Two sisters, Rosie and Daisy, bought two packs of flowers in their gardens. Each pack contains six flowers of different colours and the colours are blue,red,yellow,green,pink and white.
Rosie has a bigger garden and she plants all her six flowers in one row,
For Rosie's Garden, compute the probability that the blue and the red flowers are both on the same side of the green flower.
My attempt is :
$\frac{{6 \choose 3}3!}{6!}$
Where ${6 \choose 3}$ are the possible ways of choosing the $3$ flowers red,blue,green out of $6$ and $3!$ are the possible permutations of the 3 other flowers. And $6!$ are all possible outcomes.
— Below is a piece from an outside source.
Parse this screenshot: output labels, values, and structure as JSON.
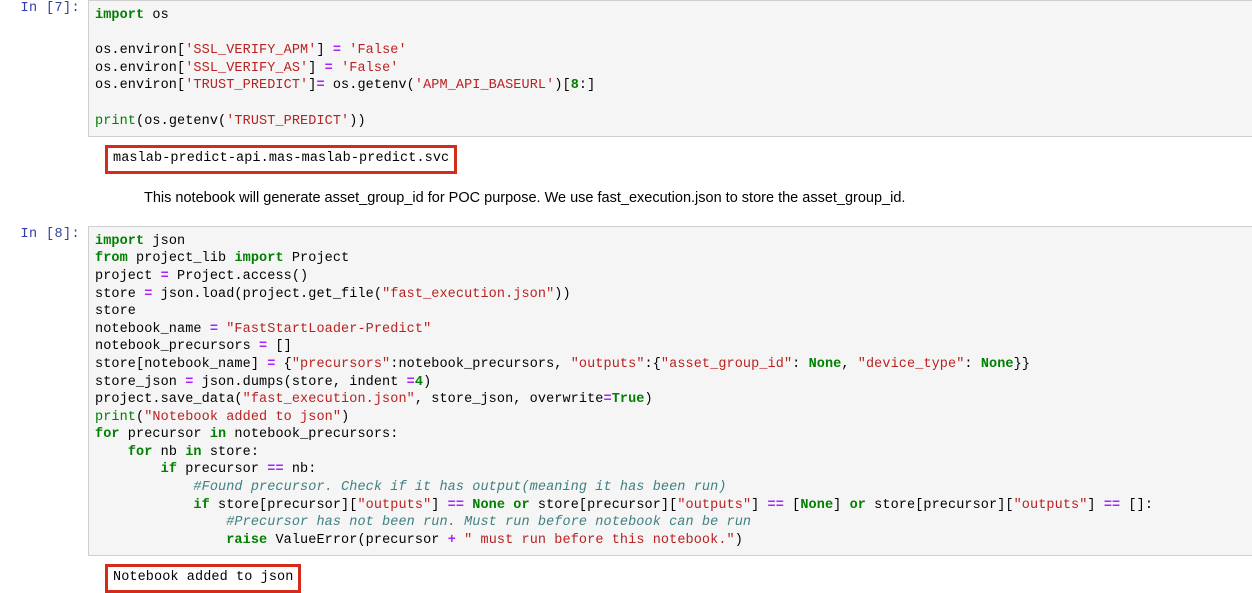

I don't think this is the complete answer, could someone please identify what I have to add and explain why?
Best Answer
Edit after rephrasing of the question. We have a row of $6$ flowers.
You want the probability that both the red and the blue flowers are on the same side of the green. One way to think of it is that all that matters is the relative position of these three flowers. There are $3!$ ways to order only the three of them, and in $2$ of these the green flower is in the middle, which is not the event we want. Thus, the probability is $4/6 = 2/3$.
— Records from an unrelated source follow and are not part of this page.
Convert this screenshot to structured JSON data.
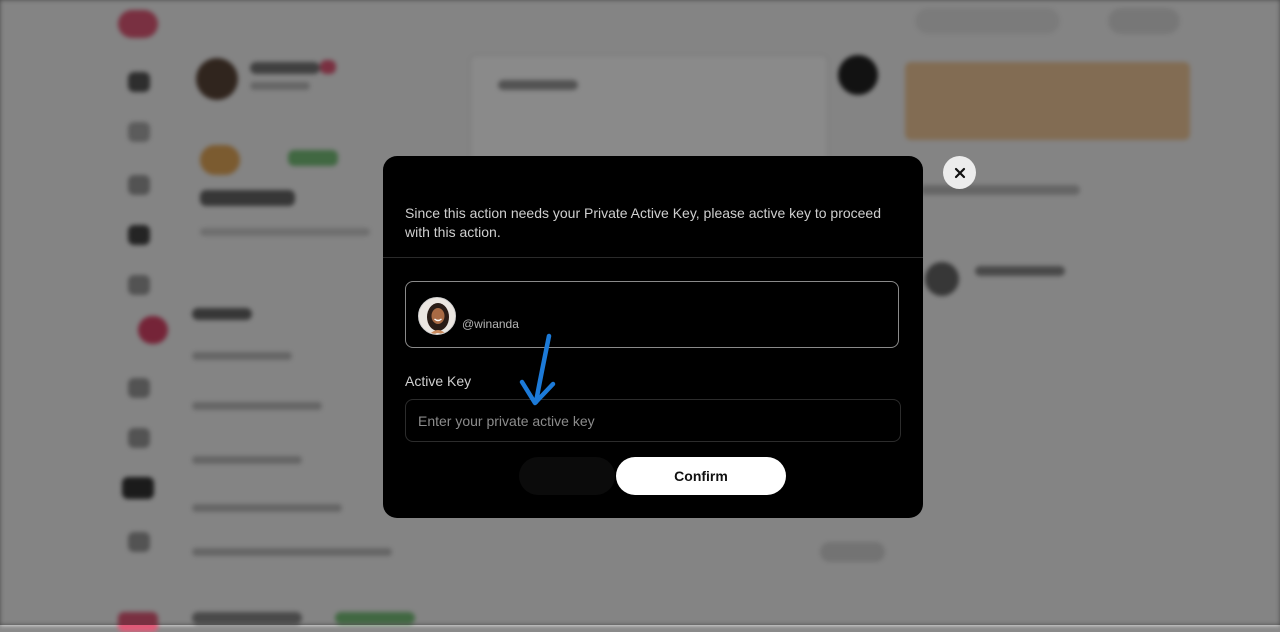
{
  "modal": {
    "message": "Since this action needs your Private Active Key, please active key to proceed with this action.",
    "account": {
      "username": "@winanda",
      "avatar_icon": "user-avatar-photo"
    },
    "active_key": {
      "label": "Active Key",
      "placeholder": "Enter your private active key",
      "value": ""
    },
    "confirm_label": "Confirm",
    "close_icon": "close-icon"
  },
  "annotation": {
    "icon": "hand-drawn-arrow-down",
    "color": "#1c7ad8"
  },
  "colors": {
    "modal_bg": "#000000",
    "confirm_bg": "#ffffff",
    "accent_brand": "#d94468"
  }
}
A more detailed explanation
Suppose that you are considering all orderings of $6$ flowers. In your reasoning in the question you first pick places for red, blue and green and then permute the flowers, but not in a correct way.
We do something similar. Abbreviate each color by its initial. Suppose you chose positions $2, 3$ and $5$ for RBG, and positions $1$, $4$ and $6$ for YWP. One possible ordering in this case is $$ Y, R, B, W, G, P $$
Consider now that positions of $Y$, $W$ and $P$ are fixed and we are allowed to permute $R$, $B$ and $G$. Then, the possible colorings are $$ 1. \quad Y, R, B, W, G, P\\ 2. \quad Y, R, G, W, B, P\\ 3. \quad Y, B, R, W, G, P\\ 4. \quad Y, B, G, W, R, P\\ 5. \quad Y, G, B, W, R, P\\ 6. \quad Y, G, R, W, B, P $$ and from these $6$ orderings, only $4$ of them obey the rule of red and blue on the same side of green (or how I rephrased it, 'green not in the middle'). Finally, notice that we obtain all possible orderings by summing over all possible positions and fixing some order for $Y$, $W$ and $P$. Since for each choice of position and order of $WYP$ we have $4/6$ cases of 'green not in the middle', then we conclude that the probability of this event is $4/6$.